At the flea market, saw a guy who took the metal edge from Bic lighters and ringed his hoodie with them.

I’m not gonna call myself stupid. I’m not stupid. But sometimes I learn too late. Too late to be called smart.

On tv, Storage Wars shows a group of people who pay a little money for a storage locker’s contents, then they resell items for a higher price. My tv show, if I were to have one, would track how much money I lose. How much I could have made if I was a little more aware.
200 chop sticks came my way, free of charge. So I brought them to the flea market. I figured maybe someone collects them. I charged a guy 3 bucks a pair and he bought 5 pair. An easy 15 dollar profit. But what if I’d known they were ivory? That people pay a lot more than 3$ a pair for them? Can it be called a loss, even when a profit is made? Can it be called stupidity? Or an opportunity to learn about the world of collecting chopsticks?

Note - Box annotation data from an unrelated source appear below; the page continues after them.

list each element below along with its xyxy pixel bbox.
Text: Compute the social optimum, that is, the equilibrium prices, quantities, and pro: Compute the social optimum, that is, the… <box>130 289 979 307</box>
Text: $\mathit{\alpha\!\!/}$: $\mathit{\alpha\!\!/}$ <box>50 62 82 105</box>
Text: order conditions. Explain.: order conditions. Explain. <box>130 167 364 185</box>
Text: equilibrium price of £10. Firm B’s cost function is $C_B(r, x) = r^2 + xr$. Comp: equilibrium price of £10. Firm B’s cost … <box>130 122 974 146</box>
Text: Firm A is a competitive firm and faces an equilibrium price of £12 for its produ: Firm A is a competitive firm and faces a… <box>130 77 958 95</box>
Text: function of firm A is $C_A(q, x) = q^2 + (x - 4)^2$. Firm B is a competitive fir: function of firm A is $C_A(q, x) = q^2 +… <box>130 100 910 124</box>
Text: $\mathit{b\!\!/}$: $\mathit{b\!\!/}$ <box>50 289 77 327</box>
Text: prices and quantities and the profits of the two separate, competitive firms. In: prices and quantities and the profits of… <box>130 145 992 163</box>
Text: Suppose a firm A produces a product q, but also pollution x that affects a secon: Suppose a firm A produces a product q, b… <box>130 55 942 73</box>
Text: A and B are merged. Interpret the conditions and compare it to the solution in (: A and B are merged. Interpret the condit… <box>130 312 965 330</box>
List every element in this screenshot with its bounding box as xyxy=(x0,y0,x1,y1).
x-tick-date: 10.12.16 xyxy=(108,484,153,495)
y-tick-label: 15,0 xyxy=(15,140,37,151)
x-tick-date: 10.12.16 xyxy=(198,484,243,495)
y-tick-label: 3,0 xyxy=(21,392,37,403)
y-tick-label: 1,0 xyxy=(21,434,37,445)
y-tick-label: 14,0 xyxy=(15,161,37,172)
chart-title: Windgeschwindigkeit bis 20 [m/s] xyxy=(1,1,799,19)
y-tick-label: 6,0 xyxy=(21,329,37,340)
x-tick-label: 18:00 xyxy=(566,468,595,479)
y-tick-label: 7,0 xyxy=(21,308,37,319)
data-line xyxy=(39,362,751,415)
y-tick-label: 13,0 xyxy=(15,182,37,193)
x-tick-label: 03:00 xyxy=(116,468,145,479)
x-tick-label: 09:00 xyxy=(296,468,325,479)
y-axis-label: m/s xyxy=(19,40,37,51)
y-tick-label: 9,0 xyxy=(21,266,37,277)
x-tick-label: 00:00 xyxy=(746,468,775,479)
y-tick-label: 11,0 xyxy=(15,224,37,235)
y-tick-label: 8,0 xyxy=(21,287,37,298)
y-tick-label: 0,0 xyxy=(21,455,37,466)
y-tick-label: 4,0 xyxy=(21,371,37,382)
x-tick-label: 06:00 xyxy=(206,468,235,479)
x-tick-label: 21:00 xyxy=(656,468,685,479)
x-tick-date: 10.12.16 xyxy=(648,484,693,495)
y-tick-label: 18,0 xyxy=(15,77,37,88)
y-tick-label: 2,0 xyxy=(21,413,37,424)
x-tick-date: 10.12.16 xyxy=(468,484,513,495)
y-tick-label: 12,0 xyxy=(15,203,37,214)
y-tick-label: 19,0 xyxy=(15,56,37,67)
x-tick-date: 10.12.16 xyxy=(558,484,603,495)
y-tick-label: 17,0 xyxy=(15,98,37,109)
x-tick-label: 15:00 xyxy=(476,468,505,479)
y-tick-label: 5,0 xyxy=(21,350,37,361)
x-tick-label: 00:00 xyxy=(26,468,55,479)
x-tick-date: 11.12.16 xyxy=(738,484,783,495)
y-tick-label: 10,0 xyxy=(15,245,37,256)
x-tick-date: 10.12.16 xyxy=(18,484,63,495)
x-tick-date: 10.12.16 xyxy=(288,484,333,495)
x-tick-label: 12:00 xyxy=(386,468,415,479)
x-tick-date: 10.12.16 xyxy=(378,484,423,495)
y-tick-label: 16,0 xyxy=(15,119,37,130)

Met a guy who wanted me to sell a few things at the flea market for him. He hopped in his 1935 MG convertible and headed over. Then he broke down. The old Hauler! towed him home.

March 10, 2011


March 9, 2011

10 story love

March 8, 2011

half’s and half not’s

It may seem like you need a pair to split, but even one can be divided.

When you multiply by half, you divide in two. Multiplying is not obligated to create more. 10 loaves of bread multiplied by 1/2 a loaf of bread is five loaves of bread. You don’t have to be Jesus to make less out of more. You have to understand multiplication’s dark side.

.5 is like saying half. Unless it’s .04 which is half way drunk. Half in the bag is .10 or more. Think of it in terms of labor. If you were to work a whole day, but worked half assed, you didn’t get a whole day’s work done. You watched some YouTube, texted friends, and created a little added value for your employer.

Ever heard of a halfie? Not quite hard, not totally soft. It’s a diminished state. If you were flaccid you wouldn’t be thinking about sex and you could get some housework done. If you were hard you’d be busy. But this halfie has you stuck, embarrassed to get out of bed, afraid to make a move.

Not all halves are bad. Every morning millions choose half and half (although that sounds like a whole) or half decaf half regular. Sometimes half throttle or half joking is just the speed a situation requires to avoid a wreck.

Half time is a chance to reflect on performance much like midlife crises are the wake up call it’s half over. These are important moments. Thanks for reading.